This space is dedicated to coordinators who would like to announce their meetings, publications and books, major findings of their projects, etc.
Please send us your contributions for the next issue by 1 March 2005.
The IPROSEC project, coordinated by Linda Hantrais, brought together social scientists from eight EU Member States (France, Germany, Greece, Ireland, Italy, Spain, Sweden, UK) and three of the then candidate countries (Estonia, Hungary, Poland), representing different waves of EU membership and welfare arrangements. The research was designed to inform policy by developing a greater understanding of socio-demographic change in Europe, the social and economic challenges such change presents, and the efficacy of the policy responses formulated by national governments and at EU level. The project was particularly concerned with changing family structures and relationships and their interface with policy. The project team analysed the policy process, inputs, outcomes and impacts, and assessed the potential for cross-border learning and policy development.

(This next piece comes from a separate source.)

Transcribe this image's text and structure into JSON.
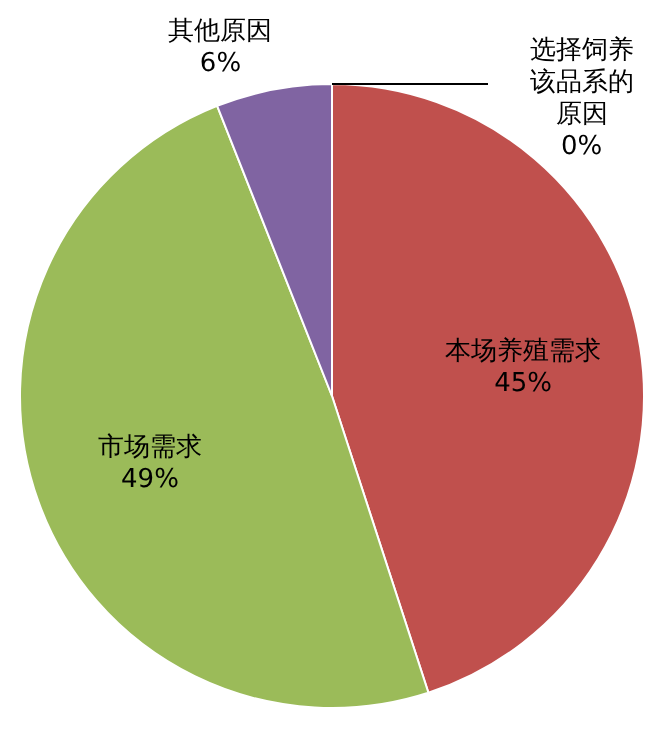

Comparative statistical analysis of socio-economic change (population decline and ageing, family structure, gender, intergenerational relations) showed that, in the closing decades of the 20th century, trends were generally moving in the same direction, but not all countries started from the same base, and change had occurred at a different rate and pace both between and within countries.
Although many of these challenges raised are similar, policy context analysis and interviews with policy actors, including family members, indicated that the approaches adopted by governments in response to change varied according to the policy environment, the political and economic climate and the legitimacy and social acceptability of state intervention in family life.
The IPROSEC countries fell into several clusters in terms of the historical development of policy targeting families, its design and structure, and the vehicles used for delivery:
Between the two extremes are countries, including Germany, Ireland and the United Kingdom, where the rhetoric is supportive of families, but where policy actors are often reluctant to intervene in private life. Universalistic, or "one-size-fits-all', solutions to socio-economic problems across Europe were not, therefore, found to be appropriate in the area of family life.
Comparative analysis of the research materials suggested a number of conditions that need to be met if policy is to be effective in responding to family change:
Full details of this work, including a pdf version of a series of publications from the project (Cross-National Research Papers), can be found on: www.iprosec.org.uk
In addition to printed versions of the seven issues of Cross-National Research Papers, the following books have been published based on materials from the IPROSEC project:
The "FamWork' project addresses the reconciliation of family and professional work responsibilities. The project takes a psychological perspective and focuses particularly on the modalities of balancing family and work demands among couples with young children in different European countries. It deals with the internal and external stressors and resources that influence the sharing modalities of young couples with pre-school children concerning two important life domains: family and work.
The project is a joint research endeavour by seven European research teams and is presently in the phase of data analysis. The data collection was based on a total sample of 1 400 couples with young children.
Besides socio-statistical data referring to specific historical and contemporary conditions of the participating nations, a core assessment battery of questionnaires was applied. In addition, an innovative assessment technique consisting of a computer-aided in vivo self-monitoring of couples was used to complement the data.
The findings of the project (available on the project's website) will provide valuable data that can be used for intervention purposes but also for political decision-making to implement appropriate infrastructural resources to ease external strains with which young parents are often confronted.
The SOCOHO project, funded under the Fifth Framework Programme, was intended to investigate the challenges to the national housing systems resulting from the current crisis of social cohesion. By means of a comparative study it shows how the various housing systems respond to these challenges.
The approach adopted by the SOCOHO project combines an analysis of the European Household Panel data with supplementary research in six selected countries (Austria, France, Spain, Sweden, The Netherlands and the United Kingdom). The following report presents the results at EU15 level.
The SOCOHO findings show that the housing systems of the EU Member States are very important factors in the maintenance of social cohesion. Housing systems have a decisive impact on the risk of poverty and on the extent of social and ethnic segregation. Housing systems may ease or aggravate the households coping with the current transformation of family and demographic structures.
The SOCOHO findings also show that the general conditions created in the last decades at European level clearly limit the options open to the Member States in the area of housing policy. At national levels, restrictive budget policies were enforced, which led to reductions in housing subsidies. At the same time, step-by-step, the European Union has been promoting new relationships between the market, the state and institutions of the public sector of the economy (e.g. low-or non-profit housing organisations), which gradually reduced the impact of public bodies on housing market regulations. Thus, not only the economic basis, but the political basis of the housing policy too was undermined. In this way the European Union reduced the national housing systems' capacity to secure social cohesion.
To re-establish the action potential of the national housing policies, a new definition is necessary for the roles to be played by the market, the state and the social economy at European level. Therefore, in spite of the lack of a formal EU housing mandate, the strengthening of national housing policies to secure social cohesion would have deep consequences at European level.